The crux of the partnership is to allow The Dean to offer its guests the opportunity to take part in IMMA’s creative and experimental programmes, while enabling IMMA to invite artists, curators and collectors from Ireland and around the world to stay in Dublin.
“Our partnership with IMMA is a natural extension of The Dean’s offering and vice versa. There is a similar feeling of experience in both,” says Aoife Kelly, head of marketing and PR for the Press Up Entertainment Group, which owns The Dean. “A lot of our joint activity has been focused on promotions, including ticket giveaways to IMMA events. For every IMMA event there is an allocation of tickets for The Dean guests and staff.”
Kelly works closely with Aoife Flynn, head of audiences and development at IMMA, to come up with different ways to bring the partnership to life to really benefit guests and visitors.

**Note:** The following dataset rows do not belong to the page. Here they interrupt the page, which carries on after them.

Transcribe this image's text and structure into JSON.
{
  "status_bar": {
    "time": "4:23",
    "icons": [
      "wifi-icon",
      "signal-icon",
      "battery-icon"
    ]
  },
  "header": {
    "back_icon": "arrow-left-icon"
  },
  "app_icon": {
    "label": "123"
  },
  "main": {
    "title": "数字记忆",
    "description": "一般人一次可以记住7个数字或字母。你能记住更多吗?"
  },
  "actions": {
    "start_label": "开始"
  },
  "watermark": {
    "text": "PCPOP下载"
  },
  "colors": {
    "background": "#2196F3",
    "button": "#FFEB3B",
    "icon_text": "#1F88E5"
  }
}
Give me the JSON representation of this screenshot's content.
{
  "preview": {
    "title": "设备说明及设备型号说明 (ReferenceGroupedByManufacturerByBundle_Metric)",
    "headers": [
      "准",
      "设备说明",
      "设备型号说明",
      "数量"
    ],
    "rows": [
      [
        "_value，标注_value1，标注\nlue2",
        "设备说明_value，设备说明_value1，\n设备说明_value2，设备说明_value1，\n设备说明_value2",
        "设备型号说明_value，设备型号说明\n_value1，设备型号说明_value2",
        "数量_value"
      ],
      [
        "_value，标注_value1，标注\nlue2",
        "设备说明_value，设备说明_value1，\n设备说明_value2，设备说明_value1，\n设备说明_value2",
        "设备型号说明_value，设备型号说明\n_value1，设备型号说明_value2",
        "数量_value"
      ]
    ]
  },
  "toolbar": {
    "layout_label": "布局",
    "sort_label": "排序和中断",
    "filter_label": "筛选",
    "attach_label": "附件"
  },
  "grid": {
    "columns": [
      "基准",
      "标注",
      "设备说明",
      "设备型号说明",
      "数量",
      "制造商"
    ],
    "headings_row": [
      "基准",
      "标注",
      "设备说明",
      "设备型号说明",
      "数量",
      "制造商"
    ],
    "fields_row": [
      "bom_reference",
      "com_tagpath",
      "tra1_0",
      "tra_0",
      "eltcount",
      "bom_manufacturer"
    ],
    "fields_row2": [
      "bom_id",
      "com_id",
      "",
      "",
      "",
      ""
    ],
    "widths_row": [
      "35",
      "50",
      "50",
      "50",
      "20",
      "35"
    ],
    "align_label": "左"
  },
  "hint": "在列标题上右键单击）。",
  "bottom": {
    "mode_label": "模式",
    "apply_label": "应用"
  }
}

One of the successful activations from their many informal brainstorming sessions was the creation of the ‘IMMA Experience Package’. This includes an exclusive tour of IMMA’s ‘Freud Project’, a collection featuring 50 works by realist painter Lucian Freud, plus an overnight stay and dinner at The Dean. It has been very popular among international visitors in particular, according to Kelly.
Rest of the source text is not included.